The EV incentives would complement other U.S. policies aimed at jump-starting domestic EV manufacturing capacity. Those include $7 billion in grants to accelerate the development of the battery supply chain allocated in the Infrastructure Investment and Jobs Act of 2021 and a $3 billion expansion of the Advanced Vehicle Manufacturing Loan Program, included in the current bill, formally known as the Inflation Reduction Act.
The problem is that the Inflation Reduction Act’s sourcing requirements come online so quickly, starting in 2023, and ratchet upward so rapidly, that the plan could backfire. Instead of expanding electric vehicle adoption, the policy could make almost all electric vehicles ineligible for the tax incentives.
Even Tesla’s Gigafactory relies on China
The bill excludes incentives for any new vehicle that contains battery materials or components extracted, processed, manufactured, or assembled by a “foreign entity of concern”—a category which includes China.
According to Benchmark Intelligence, a market research firm that tracks the battery industry, China currently controls 81% of global cathode manufacturing capacity, 91% of global anode capacity, and 79% of global lithium-ion battery manufacturing capacity. By comparison, the United States has 0.16% of cathode manufacturing capacity, 0.27% of anode manufacturing capacity, and 5.5% of lithium-ion battery manufacturing capacity.
Even the U.S.’s most advanced battery factories, such as Tesla’s Nevada Gigafactory, currently rely on materials processed in China. Despite Ford’s plans to expand its domestic supply chain, its most recent deals are for sourcing batteries from Chinese manufacturer CATL.

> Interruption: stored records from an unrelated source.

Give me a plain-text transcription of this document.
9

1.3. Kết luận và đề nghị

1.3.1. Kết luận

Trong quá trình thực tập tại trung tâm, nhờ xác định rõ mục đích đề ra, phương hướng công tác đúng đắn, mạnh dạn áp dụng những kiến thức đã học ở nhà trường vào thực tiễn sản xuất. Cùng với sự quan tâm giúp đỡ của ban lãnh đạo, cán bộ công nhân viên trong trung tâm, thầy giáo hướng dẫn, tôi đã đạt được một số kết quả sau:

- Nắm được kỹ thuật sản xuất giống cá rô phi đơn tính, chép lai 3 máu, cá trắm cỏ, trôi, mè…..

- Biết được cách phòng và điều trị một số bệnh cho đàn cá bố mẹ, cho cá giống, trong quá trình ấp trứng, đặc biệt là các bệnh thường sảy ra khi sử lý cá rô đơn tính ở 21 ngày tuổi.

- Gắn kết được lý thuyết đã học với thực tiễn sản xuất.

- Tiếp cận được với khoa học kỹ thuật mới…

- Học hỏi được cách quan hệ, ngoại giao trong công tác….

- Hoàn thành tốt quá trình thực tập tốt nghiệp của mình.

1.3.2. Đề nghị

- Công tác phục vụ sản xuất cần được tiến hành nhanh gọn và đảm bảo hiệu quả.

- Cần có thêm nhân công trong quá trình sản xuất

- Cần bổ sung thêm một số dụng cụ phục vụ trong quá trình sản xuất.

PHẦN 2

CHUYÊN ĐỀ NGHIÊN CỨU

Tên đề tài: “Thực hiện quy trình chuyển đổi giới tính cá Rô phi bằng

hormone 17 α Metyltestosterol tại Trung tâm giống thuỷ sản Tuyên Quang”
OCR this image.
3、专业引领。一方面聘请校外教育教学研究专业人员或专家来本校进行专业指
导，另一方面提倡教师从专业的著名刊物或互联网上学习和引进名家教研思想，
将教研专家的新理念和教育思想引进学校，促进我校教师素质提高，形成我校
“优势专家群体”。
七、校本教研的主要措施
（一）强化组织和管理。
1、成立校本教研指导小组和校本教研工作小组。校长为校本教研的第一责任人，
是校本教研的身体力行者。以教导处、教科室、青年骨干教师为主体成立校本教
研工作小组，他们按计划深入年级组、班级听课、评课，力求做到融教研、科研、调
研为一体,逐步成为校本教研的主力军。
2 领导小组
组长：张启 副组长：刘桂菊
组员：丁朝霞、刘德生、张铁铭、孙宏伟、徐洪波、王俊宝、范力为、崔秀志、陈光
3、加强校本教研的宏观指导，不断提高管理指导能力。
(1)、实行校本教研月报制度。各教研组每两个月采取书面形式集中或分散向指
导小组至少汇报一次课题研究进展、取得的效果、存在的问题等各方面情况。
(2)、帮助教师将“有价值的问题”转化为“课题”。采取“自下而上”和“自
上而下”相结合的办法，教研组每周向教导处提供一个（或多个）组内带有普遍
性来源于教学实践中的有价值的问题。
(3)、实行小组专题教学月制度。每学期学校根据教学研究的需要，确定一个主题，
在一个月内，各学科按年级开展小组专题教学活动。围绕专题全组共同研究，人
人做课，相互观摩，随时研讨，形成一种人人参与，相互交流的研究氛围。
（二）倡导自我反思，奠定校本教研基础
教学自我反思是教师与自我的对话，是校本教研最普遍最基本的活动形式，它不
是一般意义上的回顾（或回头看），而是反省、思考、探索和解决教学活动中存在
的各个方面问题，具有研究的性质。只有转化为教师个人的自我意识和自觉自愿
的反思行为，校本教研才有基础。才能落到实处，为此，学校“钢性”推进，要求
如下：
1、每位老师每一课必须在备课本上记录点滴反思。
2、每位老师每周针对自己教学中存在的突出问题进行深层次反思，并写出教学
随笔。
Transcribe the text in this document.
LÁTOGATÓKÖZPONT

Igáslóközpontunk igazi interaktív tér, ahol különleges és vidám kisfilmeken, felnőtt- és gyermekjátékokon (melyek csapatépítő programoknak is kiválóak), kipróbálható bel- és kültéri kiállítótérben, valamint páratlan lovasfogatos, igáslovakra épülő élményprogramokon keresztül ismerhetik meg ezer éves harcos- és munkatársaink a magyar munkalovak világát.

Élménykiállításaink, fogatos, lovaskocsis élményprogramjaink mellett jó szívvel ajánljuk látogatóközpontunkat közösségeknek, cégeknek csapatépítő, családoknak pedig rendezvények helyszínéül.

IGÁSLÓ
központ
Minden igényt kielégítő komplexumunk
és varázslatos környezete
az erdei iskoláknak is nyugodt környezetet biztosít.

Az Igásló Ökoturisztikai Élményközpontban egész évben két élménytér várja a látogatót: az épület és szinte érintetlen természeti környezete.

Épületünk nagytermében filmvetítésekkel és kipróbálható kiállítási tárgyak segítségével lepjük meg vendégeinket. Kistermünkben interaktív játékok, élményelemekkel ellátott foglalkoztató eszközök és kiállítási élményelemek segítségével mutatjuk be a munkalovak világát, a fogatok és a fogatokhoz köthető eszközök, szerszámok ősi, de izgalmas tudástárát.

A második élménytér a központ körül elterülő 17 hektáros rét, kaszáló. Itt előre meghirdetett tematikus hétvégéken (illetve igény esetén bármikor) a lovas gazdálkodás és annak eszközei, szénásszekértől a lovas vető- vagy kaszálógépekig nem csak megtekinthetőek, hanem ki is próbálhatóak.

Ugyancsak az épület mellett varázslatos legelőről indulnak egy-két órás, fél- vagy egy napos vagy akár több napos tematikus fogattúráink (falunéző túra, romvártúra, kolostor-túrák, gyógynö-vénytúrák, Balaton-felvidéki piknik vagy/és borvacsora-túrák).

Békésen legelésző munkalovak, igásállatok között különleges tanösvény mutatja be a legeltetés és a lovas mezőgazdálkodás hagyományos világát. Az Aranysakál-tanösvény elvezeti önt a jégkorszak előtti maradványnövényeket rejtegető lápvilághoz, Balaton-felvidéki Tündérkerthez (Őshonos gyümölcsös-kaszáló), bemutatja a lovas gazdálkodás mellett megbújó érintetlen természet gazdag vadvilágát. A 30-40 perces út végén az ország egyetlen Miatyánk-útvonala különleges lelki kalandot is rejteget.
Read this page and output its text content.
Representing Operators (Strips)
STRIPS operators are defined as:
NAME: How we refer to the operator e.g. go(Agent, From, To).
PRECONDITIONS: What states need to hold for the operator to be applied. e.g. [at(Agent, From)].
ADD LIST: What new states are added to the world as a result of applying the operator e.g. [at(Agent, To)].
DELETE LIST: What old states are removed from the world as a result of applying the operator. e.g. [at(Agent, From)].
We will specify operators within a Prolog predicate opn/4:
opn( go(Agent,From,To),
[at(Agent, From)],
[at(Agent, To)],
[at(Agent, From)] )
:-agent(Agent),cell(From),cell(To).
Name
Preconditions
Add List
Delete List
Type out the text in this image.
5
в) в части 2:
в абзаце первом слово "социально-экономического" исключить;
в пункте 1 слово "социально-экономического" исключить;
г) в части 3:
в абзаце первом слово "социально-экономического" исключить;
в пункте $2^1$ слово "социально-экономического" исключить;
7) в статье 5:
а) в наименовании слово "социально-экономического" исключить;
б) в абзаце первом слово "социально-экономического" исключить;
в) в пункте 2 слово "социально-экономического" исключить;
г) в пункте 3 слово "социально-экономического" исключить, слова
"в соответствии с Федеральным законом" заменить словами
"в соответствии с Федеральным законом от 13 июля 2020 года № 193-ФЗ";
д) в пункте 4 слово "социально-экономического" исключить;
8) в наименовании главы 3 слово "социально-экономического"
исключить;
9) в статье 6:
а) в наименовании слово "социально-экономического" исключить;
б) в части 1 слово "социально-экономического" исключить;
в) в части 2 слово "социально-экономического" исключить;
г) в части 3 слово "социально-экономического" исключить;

In addition to excluding materials and components sourced from China starting in 2023, the bill also requires that a minimum percentage of the materials and components in batteries be sourced domestically or from countries the U.S. has a fair-trade agreement with, such as Australia and Chile. The threshold starts at 40% of the value of critical minerals in 2023 and ramps up to 80% in 2027, with similar requirements for battery components.
If a manufacturer doesn’t meet these requirements, its vehicle would be ineligible for the tax credit. Whether the Treasury Department would come up with exemptions remains to be seen.
Although EV manufacturers are already pursuing plans to develop supply chains that meet these sourcing requirements, proposals for mines and processing facilities often face challenges. Indigenous and environmental concerns have slowed a proposed lithium mine in Nevada. In some cases, key materials, such as cobalt and graphite, are not readily sourced domestically or from fair-trade allies.
Proposed recycling projects could help meet demand. Redwood Materials projects its recycling facility, currently under construction in Nevada, will supply cathode and anode materials to support one million electric vehicles per year by 2025. Despite such optimistic projections, experts anticipate that recycling can only play a small role in offsetting the demand for raw materials needed to scale up electric vehicle adoption in the coming decade.
How much can the bill do to cut emissions?
Clean energy supporters called the bill historic. In addition to a massive investment in renewable energy and electric vehicles, it provides support for technologies, such as carbon capture and storage and zero-carbon fuels, and includes a fee to curtail methane emissions, as well as some trade-offs that boost fossil fuels.
Forecasters have projected that the climate package as a whole could help put the U.S. on track to reduce greenhouse gas emissions by about 40% by 2030 compared to 2005 levels—still short of the Biden administration’s goal of a 50% reduction, but closer.
But for the U.S. to hit those goals, electric vehicles will have to replace fossil-fueled vehicles by the millions. A realistic EV tax credit that allows time for manufacturers to diversify their supply chains and makes these vehicles more affordable for all Americans will be crucial. The proposed policy risks short-circuiting EV tax credits just when they are needed most.
James Morton Turner is a professor of environmental studies at Wellesley College.